The porch is a place where I connect with God. In the quiet of a summer morning, before anyone else is awake, I love to sneak out there with a cup of coffee, my Bible, and my journal.  With the birds chirping and the sun rising, He whispers to me and I to Him. It’s gentle. It’s slow and beautiful. In the quiet, I’m fueled for the day.


As school commences, I’m reminded that from September to June life can feel anything but slow and gentle. Daily I’m tempted to let my feet hit the floor without a thought toward my Bible and journal.  It seems easier to run through the day in my own strength, just to gain a few minutes more rest in bed. Isaiah 30:15 reminds, “in quietness and trust you will find your strength.”  This fall, I’m asking the Lord to wake me and in the quiet of the morning to fill me with His strength for the day ahead.

“Seek the Lord and His strength; seek His presence continually!” 1 Chronicles 16:11



Perspective 3: Imperfection Invites Connection

The porch isn’t a perfect place.  The carpet has burn marks from my father-in-law’s grilling, the paint is peeling in a few places, and the couch is a cast off.  The imperfection doesn’t repel, instead, it invites. The porch is a place where people connect, as they are. They show up in dripping wet swimsuits, sweaty workout clothes, pajamas, and dressy church clothes. They come in a variety of moods and manners and find connection in a shared meal, board game, or conversation. The truth is, no one cares about the carpet or the paint or the couch.

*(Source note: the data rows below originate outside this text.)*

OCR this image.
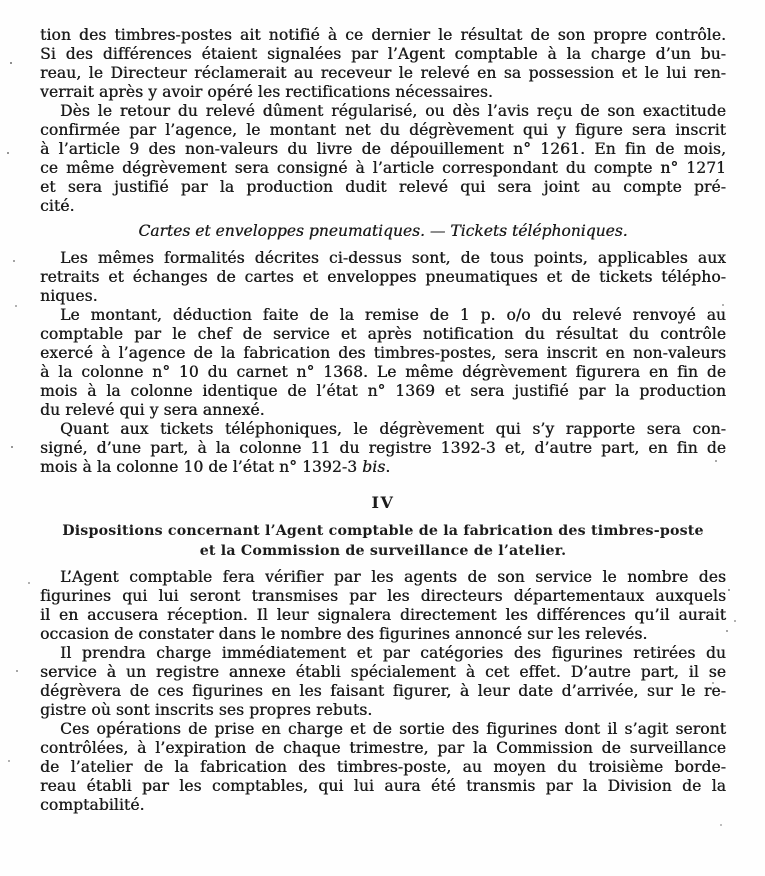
tion des timbres-postes ait notifié à ce dernier le résultat de son propre contrôle.
Si des différences étaient signalées par l’Agent comptable à la charge d’un bu-
reau, le Directeur réclamerait au receveur le relevé en sa possession et le lui ren-
verrait après y avoir opéré les rectifications nécessaires.
Dès le retour du relevé dûment régularisé, ou dès l’avis reçu de son exactitude
confirmée par l’agence, le montant net du dégrèvement qui y figure sera inscrit
à l’article 9 des non-valeurs du livre de dépouillement n° 1261. En fin de mois,
ce même dégrèvement sera consigné à l’article correspondant du compte n° 1271
et sera justifié par la production dudit relevé qui sera joint au compte pré-
cité.
Cartes et enveloppes pneumatiques. — Tickets téléphoniques.
Les mêmes formalités décrites ci-dessus sont, de tous points, applicables aux
retraits et échanges de cartes et enveloppes pneumatiques et de tickets télépho-
niques.
Le montant, déduction faite de la remise de 1 p. o/o du relevé renvoyé au
comptable par le chef de service et après notification du résultat du contrôle
exercé à l’agence de la fabrication des timbres-postes, sera inscrit en non-valeurs
à la colonne n° 10 du carnet n° 1368. Le même dégrèvement figurera en fin de
mois à la colonne identique de l’état n° 1369 et sera justifié par la production
du relevé qui y sera annexé.
Quant aux tickets téléphoniques, le dégrèvement qui s’y rapporte sera con-
signé, d’une part, à la colonne 11 du registre 1392-3 et, d’autre part, en fin de
mois à la colonne 10 de l’état n° 1392-3 bis.
IV
Dispositions concernant l’Agent comptable de la fabrication des timbres-poste
et la Commission de surveillance de l’atelier.
L’Agent comptable fera vérifier par les agents de son service le nombre des
figurines qui lui seront transmises par les directeurs départementaux auxquels
il en accusera réception. Il leur signalera directement les différences qu’il aurait
occasion de constater dans le nombre des figurines annoncé sur les relevés.
Il prendra charge immédiatement et par catégories des figurines retirées du
service à un registre annexe établi spécialement à cet effet. D’autre part, il se
dégrèvera de ces figurines en les faisant figurer, à leur date d’arrivée, sur le re-
gistre où sont inscrits ses propres rebuts.
Ces opérations de prise en charge et de sortie des figurines dont il s’agit seront
contrôlées, à l’expiration de chaque trimestre, par la Commission de surveillance
de l’atelier de la fabrication des timbres-poste, au moyen du troisième borde-
reau établi par les comptables, qui lui aura été transmis par la Division de la
comptabilité.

Like the porch, I want my home to be a place that invites others to connect.   With breakfast dishes unwashed and books scattered, I want my children to gather at the kitchen table for school.  They can bring their emotionally overwrought response to math and I want to meet them with gentleness.  My childrens’ friends, with their quirky, awkward teenage ways, are invited to relax at our table, even if there are still a few lingering school books from the day.  I want my friends, who are weary from demands of life and family, to unload their struggles at the counter while I clean and cook and sometimes burn the rice. Remind me, Lord, that connection isn’t about a lack of dirt and fingerprints or a well chosen curriculum and perfectly behaved children. It’s about being where you are with people where they are.  Wherever they are, if they are in our home, they are invited into connection.


Wherever you make your home, may you be blessed to make memories, find quiet, and connect deeply with others this school year. 

And as you go, so will your children be blessed to follow.